Following the discussion on my answer to this question, apparently:

the following code is allowed

struct Foo {
    int x;
};

Foo f;
Foo & f_ref = f;

(&f) -> ~Foo ();
new (&f) Foo ();

int x = f_ref .x;

but the following code is not allowed

struct Foo {
    const int & x;           // difference is const reference
    Foo (int & i) : x(i) {}
};

int i;
Foo f (i);
Foo & f_ref = f;

(&f) -> ~Foo ();
new (&f) Foo (i);

int x = f_ref .x;

Because of $3.8/7

If, after the lifetime of an object has ended and before the storage which the object occupied is reused or released, a new object is created at the storage location which the original object occupied, a pointer that pointed to the original object, a reference that referred to the original object, or the name of the original object will automatically refer to the new object and, once the lifetime of the new object has started, can be used to manipulate the new object, if:

• the type of the original object is not const-qualified, and, if a class type, does not contain any non-static data member whose type is const-qualified or a reference type …

I can understand how a reference to f.x could be invalidated when f ceases to exist, but I don’t see why f_ref should be invalidated purely because one of its members is const and/or reference and not otherwise: it was a reference to a Foo before and is a reference to a Foo afterwards.

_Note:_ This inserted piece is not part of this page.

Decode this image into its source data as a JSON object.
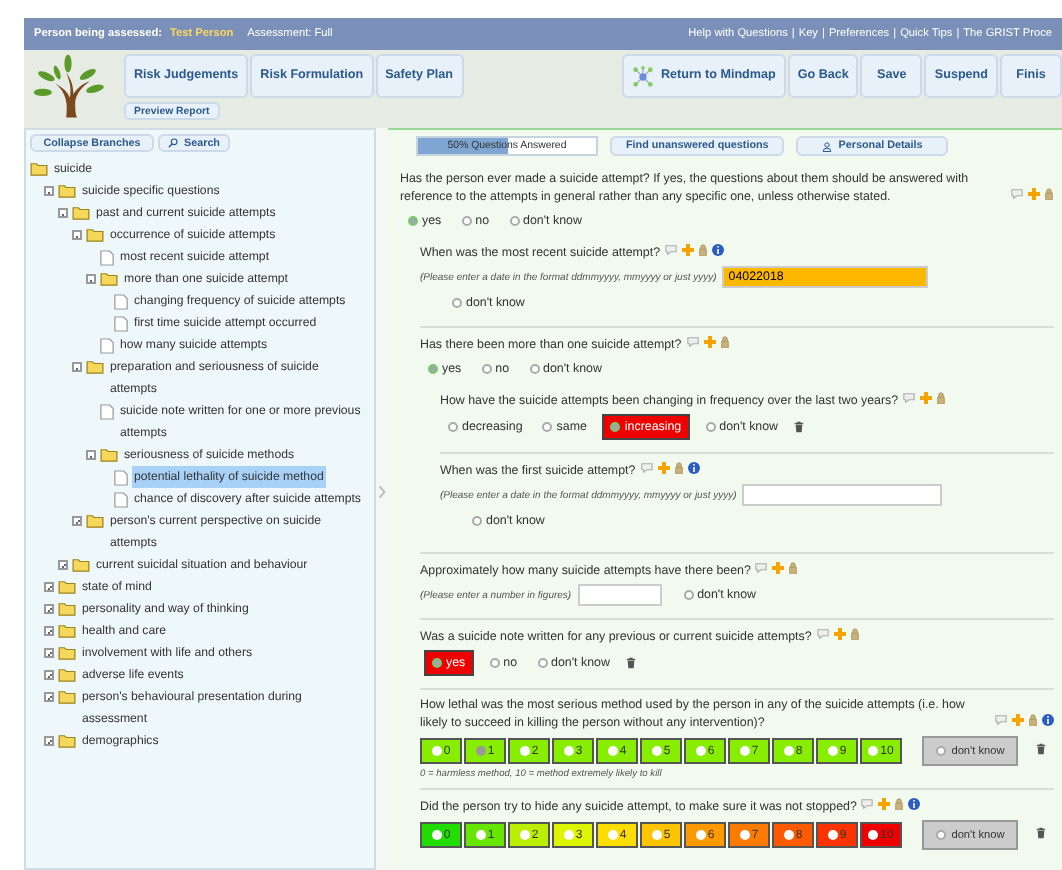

Can someone please explain the rationale behind this condition?

Edit

Thanks for the answers. I don’t buy the “guarantee it doesn’t change” argument because we don’t currently allow optimisers to cache referands, for example:

struct Foo {
    const int & x;
    Foo (const int & i) : x(i) {}
    void do_it ();
};

int i;
Foo f (i);
const int & ii = f.x;

f .do_it (); // may modify i
std :: cout << ii; // May NOT use cached i

I don’t see how do_it is allowed to invalidate referenced values but operator new isn’t — Sequence points invalidate cached values: why should delete/placement-new be exempt?